Ma dernière impression de Sienne, le dernier tableau que j’ai voulu revoir, après la Salomé des Servi, c’est au Musée municipal sa Judith. On ne la cite point parmi ses œuvres célèbres. Un poète « à qui l’homme survit » a essayé de rendre l’étrangeté de cette figure et ce qui lui a paru qu’elle voulait dire. On me pardonnera peut-être de recopier ces vers :


Ce n’est point la Judith qui réveille Israël
Dans la ville assiégée et dans la nuit obscure,
Et dont mille flambeaux levés sur sa figure
Font luire les bijoux et le regard cruel.
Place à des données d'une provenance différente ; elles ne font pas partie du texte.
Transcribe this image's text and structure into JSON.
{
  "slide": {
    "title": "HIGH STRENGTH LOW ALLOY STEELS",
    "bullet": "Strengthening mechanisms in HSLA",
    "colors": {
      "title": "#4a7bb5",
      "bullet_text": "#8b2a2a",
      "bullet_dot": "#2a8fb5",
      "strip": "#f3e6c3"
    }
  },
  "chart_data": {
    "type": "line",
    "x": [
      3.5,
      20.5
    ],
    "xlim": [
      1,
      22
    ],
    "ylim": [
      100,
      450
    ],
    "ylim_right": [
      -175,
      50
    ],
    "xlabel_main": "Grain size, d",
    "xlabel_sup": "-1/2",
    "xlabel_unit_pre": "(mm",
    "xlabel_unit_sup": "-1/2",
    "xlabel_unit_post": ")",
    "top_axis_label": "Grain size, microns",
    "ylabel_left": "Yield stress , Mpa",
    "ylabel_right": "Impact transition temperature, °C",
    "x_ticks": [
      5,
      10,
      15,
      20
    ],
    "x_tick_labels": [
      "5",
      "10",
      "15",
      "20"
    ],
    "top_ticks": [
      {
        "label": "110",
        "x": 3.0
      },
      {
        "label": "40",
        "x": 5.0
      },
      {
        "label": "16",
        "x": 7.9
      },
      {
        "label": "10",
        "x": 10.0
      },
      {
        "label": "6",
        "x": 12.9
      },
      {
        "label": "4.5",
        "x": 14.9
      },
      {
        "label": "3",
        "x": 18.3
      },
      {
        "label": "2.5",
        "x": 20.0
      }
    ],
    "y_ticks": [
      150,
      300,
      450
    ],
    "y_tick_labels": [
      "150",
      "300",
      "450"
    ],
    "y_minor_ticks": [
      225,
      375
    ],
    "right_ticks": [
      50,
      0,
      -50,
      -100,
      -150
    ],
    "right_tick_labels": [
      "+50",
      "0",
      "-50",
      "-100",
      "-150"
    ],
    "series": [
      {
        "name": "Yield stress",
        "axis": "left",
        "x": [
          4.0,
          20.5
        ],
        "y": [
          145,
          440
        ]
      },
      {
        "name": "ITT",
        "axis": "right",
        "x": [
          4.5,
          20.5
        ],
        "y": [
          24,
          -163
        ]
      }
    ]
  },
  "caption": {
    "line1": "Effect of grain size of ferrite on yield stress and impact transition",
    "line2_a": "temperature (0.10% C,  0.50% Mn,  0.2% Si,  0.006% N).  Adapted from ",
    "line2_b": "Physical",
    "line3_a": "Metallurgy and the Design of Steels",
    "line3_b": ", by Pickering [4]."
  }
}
Elle ne marche point devant une servante
Qui porte dans un sac la tête de l’Impur,
Fière d’avoir laissé sous les tentes d’Assur
L’odeur de ses parfums mêlée à l’épouvante.

Elle est seule : le ciel bleuit sur la cité
Dont l’horizon toscan profile les tourelles.
Le vaste paysage avec ses arbres gréles
Est fin comme ses traits et comme sa beauté.

Elle se tient debout, les pieds nus et très lasse,
Des gouttes de sueur et des perles au cou ;
Et pâle elle s’incline en ployant le genou
Sous la robe opulente et trop lourde à sa grâce.